The seat-designed for children 22-65 pounds-is built on an energy-absorbing aluminum frame, not molded plastic, which can transfer a crash jolt to the child occupant, Wallen said. The Smart Core foam between the child and the frame provides another layer of energy-absorbing protection designed to reduce everyday road vibration and trauma during crashes. The head rest, Wallen said, is molded to provide better side-impact protection.

IMMI's Westfield facilities are worldrenowned for their crash-test capabilities, with three crash sleds and other instruments capable of measuring side, front and rear impact, among other things.

The SafeGuard seat was about two years in research and development.

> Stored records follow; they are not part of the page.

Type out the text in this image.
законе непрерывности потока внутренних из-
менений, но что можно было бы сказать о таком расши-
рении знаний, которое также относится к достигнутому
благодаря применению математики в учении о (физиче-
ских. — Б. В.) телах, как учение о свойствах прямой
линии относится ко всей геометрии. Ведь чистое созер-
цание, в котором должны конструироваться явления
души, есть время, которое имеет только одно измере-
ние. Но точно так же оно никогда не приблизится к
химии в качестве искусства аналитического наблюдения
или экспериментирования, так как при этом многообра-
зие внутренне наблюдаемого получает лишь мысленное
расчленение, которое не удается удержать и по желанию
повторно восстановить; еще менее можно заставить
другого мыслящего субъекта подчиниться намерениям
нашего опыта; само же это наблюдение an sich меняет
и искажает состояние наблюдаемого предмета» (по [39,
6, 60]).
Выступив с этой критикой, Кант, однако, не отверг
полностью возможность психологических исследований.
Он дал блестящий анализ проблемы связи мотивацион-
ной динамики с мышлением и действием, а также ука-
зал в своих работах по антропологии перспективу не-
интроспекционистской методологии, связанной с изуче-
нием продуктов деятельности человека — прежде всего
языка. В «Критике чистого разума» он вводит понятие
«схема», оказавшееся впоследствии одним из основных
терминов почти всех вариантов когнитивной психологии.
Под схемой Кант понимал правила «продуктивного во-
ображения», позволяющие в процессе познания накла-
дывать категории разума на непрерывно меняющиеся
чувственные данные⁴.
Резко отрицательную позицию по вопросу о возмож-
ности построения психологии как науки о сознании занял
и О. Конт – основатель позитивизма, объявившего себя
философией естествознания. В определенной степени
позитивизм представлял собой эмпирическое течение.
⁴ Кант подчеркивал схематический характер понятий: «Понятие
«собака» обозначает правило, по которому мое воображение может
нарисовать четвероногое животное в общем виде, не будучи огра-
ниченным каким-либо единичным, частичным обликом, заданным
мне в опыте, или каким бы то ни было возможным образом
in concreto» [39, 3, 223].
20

IMMI officials started preliminary designs four years ago.

During computer designing, IMMI was able to "virtually" test the product through digital designs and crash-test simulation.

"We used applied mechanics to do model crashing," Wallen said. "It allowed us to improve the product before we ever built one."

Wallen calls the SafeGuard seat IMMI's most ambitious stand-alone project in company history.

"This is just a superior product in many regards," said Susan Ferguson, senior vice president in charge of research for the Insurance Institute for Highway Safety, an Arlington, Va.-based industry research group. "The R&D that went into this product is what really sets it apart. Many manufacturers in this category simply aren't capable of this type of research and development."

IMMI has the capacity to make up to 150,000 SafeGuard seats annually. And if demand dictates, IMMI officials are ready to expand the SafeGuard division.

"Because it's so much easier to install and it has a seven-year warranty, we think it could take the place of two child safety seats," Wallen said. "When you look at it that way, it's not that much more expensive. Besides, what is the safety of your child worth?"

IMMI officials are hopeful industry manufacturing leaders will be impressed by the seat's new features, purchase the components from IMMI's SafeGuard division, and install them in their seats. Larger manufacturers could even drive down the cost somewhat through mass production, Wallen said. Industry figures show 6 million child car seats are sold annually.

"Our vision as a company is to bring safety to the top of mind," Wallen said. "If that means we sell a lot of child seats to people, that's fine. If that means we sell a lot of components to other child-seat makers, that's fine, too. We're not looking to corner the market with this technology or even take a lot of market share.

"Our No. 1 goal is to change people's minds about child seats, and to get these features into the hands of as many parents as possible."